Posted by Bala Deshpande on Wed, Mar 23, 2011 @ 11:00 AM

In the last couple of articles we discussed what type of business analytics problems can be addressed by chi-square test for independence and also how to implement the test with an actual example. In this article we will discuss the mechanics of the technique itself and try to understand why and how the chi-square technique works.

Remember that the chi-square test is needed when the data are categorical (or nominal) in nature: for example if a variable is the type of financial investment, its range of values could be stocks, bonds and cash. Therefore the analysis involves counting occurrences (of stocks, bonds and cash) and comparing variables (type of investment, customer demographic etc) based on occurrences. Thus the chi-square test works by keeping track of frequencies of occurrences.contingency table chi square test

Concept 1:

The chi-square test basically checks if the frequencies of  occurrences across any pair of variables (such as type of investment and customer demographic) are correlated. Thus it is simply a means for comparing "categorical correlations".

Concept 2:

The underlying principle is based on probabilities of occurrences: If event A happens, what is the probability that event B also happens (correlation)? The multiplication law of probabilities states that if event A happening is independent of event B, then the probabilities of A and B happening together is simply (pa * pb).

Concept 3:

Each cell in a contingency table first computes this joint probability. The next step is to convert this joint probability into an "expected frequency" which is simply (pa*pb*N) where N is the sum of all occurrences in the dataset.

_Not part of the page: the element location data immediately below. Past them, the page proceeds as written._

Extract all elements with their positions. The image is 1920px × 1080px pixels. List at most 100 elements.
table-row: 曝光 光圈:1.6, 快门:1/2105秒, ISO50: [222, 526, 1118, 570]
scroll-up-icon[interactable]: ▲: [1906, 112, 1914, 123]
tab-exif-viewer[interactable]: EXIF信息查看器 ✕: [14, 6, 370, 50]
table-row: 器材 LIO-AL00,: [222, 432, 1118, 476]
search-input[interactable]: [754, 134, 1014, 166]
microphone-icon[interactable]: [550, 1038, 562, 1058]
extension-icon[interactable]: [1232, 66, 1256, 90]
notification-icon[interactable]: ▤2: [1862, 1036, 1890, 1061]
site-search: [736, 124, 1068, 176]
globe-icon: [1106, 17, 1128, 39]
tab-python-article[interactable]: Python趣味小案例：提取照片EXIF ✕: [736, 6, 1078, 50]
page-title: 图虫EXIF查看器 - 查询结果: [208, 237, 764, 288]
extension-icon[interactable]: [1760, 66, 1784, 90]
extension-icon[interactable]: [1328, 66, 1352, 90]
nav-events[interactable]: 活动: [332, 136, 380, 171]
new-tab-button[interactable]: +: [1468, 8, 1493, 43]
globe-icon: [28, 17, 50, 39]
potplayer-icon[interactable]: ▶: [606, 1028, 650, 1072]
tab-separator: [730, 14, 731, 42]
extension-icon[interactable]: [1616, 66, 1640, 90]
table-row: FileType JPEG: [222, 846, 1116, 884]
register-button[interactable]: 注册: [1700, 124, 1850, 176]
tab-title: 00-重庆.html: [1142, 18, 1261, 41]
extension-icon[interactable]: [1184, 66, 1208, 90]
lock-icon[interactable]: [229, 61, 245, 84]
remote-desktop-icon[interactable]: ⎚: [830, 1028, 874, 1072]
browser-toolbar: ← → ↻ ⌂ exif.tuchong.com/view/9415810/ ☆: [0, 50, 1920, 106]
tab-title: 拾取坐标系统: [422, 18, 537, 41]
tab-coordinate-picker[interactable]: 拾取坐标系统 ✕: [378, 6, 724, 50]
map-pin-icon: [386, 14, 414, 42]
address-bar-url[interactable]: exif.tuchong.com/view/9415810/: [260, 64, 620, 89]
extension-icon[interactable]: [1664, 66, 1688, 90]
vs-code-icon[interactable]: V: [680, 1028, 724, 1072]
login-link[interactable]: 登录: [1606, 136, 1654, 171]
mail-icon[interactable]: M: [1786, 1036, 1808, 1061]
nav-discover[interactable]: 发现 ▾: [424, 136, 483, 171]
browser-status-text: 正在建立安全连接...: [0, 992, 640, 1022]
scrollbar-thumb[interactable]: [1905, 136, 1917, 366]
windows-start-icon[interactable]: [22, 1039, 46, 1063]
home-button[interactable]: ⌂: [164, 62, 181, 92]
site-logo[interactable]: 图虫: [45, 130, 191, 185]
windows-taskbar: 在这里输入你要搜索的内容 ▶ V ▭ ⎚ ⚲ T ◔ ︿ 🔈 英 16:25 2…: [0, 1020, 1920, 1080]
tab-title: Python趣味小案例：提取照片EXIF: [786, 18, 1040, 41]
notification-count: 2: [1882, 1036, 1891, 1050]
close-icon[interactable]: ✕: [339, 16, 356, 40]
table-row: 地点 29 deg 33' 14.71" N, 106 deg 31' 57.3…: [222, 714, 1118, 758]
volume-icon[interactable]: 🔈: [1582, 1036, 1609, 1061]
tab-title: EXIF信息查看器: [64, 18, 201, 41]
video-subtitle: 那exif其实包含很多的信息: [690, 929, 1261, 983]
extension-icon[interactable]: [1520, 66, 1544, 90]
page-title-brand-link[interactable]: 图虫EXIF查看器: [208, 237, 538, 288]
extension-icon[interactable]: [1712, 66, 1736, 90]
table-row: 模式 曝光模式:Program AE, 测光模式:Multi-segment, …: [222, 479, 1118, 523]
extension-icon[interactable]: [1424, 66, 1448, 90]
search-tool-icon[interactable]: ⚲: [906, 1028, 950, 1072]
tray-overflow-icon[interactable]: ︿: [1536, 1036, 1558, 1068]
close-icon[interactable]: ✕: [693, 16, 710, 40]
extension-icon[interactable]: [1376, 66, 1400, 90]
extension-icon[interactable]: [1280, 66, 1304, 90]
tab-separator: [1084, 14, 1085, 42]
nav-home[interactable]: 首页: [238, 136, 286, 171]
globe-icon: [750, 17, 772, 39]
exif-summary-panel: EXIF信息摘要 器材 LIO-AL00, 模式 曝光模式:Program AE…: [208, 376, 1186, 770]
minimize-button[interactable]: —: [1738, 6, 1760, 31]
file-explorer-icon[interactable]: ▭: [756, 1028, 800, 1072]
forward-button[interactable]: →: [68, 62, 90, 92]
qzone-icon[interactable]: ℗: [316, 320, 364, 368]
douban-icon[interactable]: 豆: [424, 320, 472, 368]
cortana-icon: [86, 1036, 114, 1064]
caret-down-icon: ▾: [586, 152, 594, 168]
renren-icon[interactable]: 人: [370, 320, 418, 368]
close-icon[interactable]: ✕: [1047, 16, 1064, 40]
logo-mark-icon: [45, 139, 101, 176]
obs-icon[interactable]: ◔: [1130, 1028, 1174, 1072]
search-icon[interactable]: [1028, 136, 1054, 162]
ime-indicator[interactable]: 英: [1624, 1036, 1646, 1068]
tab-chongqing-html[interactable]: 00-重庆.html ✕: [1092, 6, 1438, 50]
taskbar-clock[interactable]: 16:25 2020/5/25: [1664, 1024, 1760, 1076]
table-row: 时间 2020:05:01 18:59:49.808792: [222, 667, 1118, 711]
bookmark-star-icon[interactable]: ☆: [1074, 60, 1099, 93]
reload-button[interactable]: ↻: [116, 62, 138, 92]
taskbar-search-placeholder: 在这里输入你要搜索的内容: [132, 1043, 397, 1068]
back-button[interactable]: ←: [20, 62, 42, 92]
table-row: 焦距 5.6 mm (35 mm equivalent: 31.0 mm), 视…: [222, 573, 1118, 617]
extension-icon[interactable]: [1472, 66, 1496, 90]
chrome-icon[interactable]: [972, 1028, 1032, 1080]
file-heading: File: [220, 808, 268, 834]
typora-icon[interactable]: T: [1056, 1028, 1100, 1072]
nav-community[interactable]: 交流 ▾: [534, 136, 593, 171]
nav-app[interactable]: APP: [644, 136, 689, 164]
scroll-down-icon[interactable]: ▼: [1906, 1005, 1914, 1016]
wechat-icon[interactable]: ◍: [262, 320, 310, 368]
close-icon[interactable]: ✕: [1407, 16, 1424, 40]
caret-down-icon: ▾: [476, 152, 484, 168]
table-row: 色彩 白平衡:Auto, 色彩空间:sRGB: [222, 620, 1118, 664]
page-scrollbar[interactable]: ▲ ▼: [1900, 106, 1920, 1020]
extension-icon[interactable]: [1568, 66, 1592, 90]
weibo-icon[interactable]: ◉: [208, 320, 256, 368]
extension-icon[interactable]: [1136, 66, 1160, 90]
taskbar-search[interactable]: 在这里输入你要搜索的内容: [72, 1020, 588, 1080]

The test of independence between any two parameters is done by checking if this expected frequency is the same as the actual observed frequency for that cell in the table. If all expected frequencies are equal (or very close) to the corresponding observed frequencies, then the value of square of the difference between them (and hence the name CHI-SQUARE) will be very low. In such a case, we conclude the two parameters are independent (or not related).

Key Takeaways:

  • Use chi-square to test if two categorical variables are related or independent
  • Chi-square test works on the multiplication law of probabilities
  • Need to exercise caution when the expected frequencies are "very small". In a next article we will talk about some special cases of application and explore this fact in detail.

Chi-squared test of independence is a very useful tool for any predictive analytics professional.  What other type of business problems are best solved by using these tools?